The center is actually two separate buildings.
Combining austere Trenton limestone mined in Quebec with traditional old greystone found throughout Montreal, the buildings reflect the twin aspects of the architecture of the city. Providing a permanent library of over 165,000 volumes along with revolving exhibits, it is both a home to scholars and a popular tourist attraction.
The older of the two structures is an 1874 mansion built for the president of the Pacific Railway, Sir Thomas Shaughnessy. The interior, fully restored to its original state, houses an art nouveau conservatory whose intricately decorated ceiling is alone worth a visit.
The newer building, erected in 1989, is a U-shaped structure that wraps the older one. In the western wing is the auditorium, while the eastern houses an atrium with offices and research areas for visiting scholars. Its unusual design is the brainchild of an unusual woman, Phyllis Lambert. An heir to the Seagram’s liquor fortune, Lambert is herself an architect and founder of the center.
In the library, visitors can view sketchbooks, plans, and other items that comprise one important aspect of the architect’s effort. Some of the exhibits have featured serious, scholarly displays of historical or contemporary work. The Center has featured exhibits on Mies van der Rohe, John Sloan, and others. Other events may focus on lighter topics, such as a review of dollhouses or the variety of American lawn designs.

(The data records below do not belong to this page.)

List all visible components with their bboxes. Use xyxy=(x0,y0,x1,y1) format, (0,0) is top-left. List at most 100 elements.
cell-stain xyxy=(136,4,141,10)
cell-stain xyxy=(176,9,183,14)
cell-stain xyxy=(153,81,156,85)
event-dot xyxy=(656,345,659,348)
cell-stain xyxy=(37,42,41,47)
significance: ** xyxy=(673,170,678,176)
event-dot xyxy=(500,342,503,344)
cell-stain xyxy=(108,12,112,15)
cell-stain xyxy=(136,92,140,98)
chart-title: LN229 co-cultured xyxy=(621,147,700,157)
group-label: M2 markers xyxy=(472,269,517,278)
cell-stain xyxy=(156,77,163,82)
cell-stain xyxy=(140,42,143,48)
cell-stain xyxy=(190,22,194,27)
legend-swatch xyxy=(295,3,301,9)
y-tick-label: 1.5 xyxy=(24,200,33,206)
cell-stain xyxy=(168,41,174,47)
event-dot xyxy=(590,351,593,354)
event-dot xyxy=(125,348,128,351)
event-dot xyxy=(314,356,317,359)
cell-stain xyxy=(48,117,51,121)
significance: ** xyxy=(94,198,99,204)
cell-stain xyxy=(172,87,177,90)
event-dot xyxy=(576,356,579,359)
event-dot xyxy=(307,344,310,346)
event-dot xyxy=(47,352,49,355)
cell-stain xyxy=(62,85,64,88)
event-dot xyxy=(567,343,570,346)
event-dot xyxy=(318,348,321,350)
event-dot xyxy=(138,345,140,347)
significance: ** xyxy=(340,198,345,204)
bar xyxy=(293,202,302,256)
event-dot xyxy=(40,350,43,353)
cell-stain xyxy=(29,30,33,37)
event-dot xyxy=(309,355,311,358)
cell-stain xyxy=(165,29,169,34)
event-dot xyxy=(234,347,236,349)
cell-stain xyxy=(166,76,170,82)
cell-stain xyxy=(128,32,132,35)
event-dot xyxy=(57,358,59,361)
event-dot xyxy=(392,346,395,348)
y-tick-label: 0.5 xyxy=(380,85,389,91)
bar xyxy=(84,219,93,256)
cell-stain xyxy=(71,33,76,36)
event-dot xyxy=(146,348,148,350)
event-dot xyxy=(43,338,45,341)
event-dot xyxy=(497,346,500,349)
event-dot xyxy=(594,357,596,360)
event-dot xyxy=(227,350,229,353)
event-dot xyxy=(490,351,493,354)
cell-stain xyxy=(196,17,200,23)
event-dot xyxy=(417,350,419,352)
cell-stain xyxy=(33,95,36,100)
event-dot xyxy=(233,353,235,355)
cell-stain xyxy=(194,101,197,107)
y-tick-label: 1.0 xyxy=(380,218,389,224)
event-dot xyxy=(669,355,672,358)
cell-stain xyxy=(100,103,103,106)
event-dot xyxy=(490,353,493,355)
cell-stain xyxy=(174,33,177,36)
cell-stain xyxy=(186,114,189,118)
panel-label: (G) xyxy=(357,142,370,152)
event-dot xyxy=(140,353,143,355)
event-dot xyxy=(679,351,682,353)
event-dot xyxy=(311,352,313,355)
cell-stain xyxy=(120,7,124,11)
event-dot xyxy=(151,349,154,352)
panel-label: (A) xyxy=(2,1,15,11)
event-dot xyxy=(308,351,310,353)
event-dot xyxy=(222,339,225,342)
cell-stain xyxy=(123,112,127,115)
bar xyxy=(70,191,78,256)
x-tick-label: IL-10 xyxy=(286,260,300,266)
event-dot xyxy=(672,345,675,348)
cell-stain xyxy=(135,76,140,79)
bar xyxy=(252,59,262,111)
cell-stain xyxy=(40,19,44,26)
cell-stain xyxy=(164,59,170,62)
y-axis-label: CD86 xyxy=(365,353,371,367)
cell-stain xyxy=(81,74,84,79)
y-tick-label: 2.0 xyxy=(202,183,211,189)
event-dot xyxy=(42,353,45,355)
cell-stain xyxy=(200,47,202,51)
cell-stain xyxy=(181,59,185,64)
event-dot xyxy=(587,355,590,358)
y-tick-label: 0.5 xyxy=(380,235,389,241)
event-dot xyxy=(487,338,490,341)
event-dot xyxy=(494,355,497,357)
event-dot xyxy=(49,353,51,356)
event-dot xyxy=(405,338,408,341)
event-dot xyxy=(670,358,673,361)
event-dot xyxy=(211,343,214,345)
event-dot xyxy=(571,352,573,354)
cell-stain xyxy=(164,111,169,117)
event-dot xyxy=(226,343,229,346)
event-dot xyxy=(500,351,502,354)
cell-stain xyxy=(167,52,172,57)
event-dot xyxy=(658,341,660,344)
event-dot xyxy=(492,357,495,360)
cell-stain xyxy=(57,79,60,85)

But whether the exhibit is technical or just fun, the museum itself is a fine example of what it exists to portray: the variety of impressive buildings over the centuries. With a combination of modern urban design and near the turn of the 20th-century housing, it offers a diverse view of the creative endeavors of a unique kind of artist. An architect is neither a sculptor nor a storyteller, but a bit of both in a practical shell.
Across the street is a fascinating sculpture garden that displays work that might very well decorate one of the structures detailed in the mansion library. With an array of odd objects along with traditional gardening, it provides a lovely place to sit and admire the museum buildings from the outside.
Visitors will enjoy coming in the main entrance along the north-facing facade and into the grand stair hall that leads to the public spaces on the first floor. The Canadian maple decor nicely offsets the Alcan aluminum used in the modern parts of the center. Skylights illuminate the interior with natural light, providing a delightful ambiance.
Located at 1920 Baile Street, the CCA contains a bookstore that offers material related to the museum’s contents.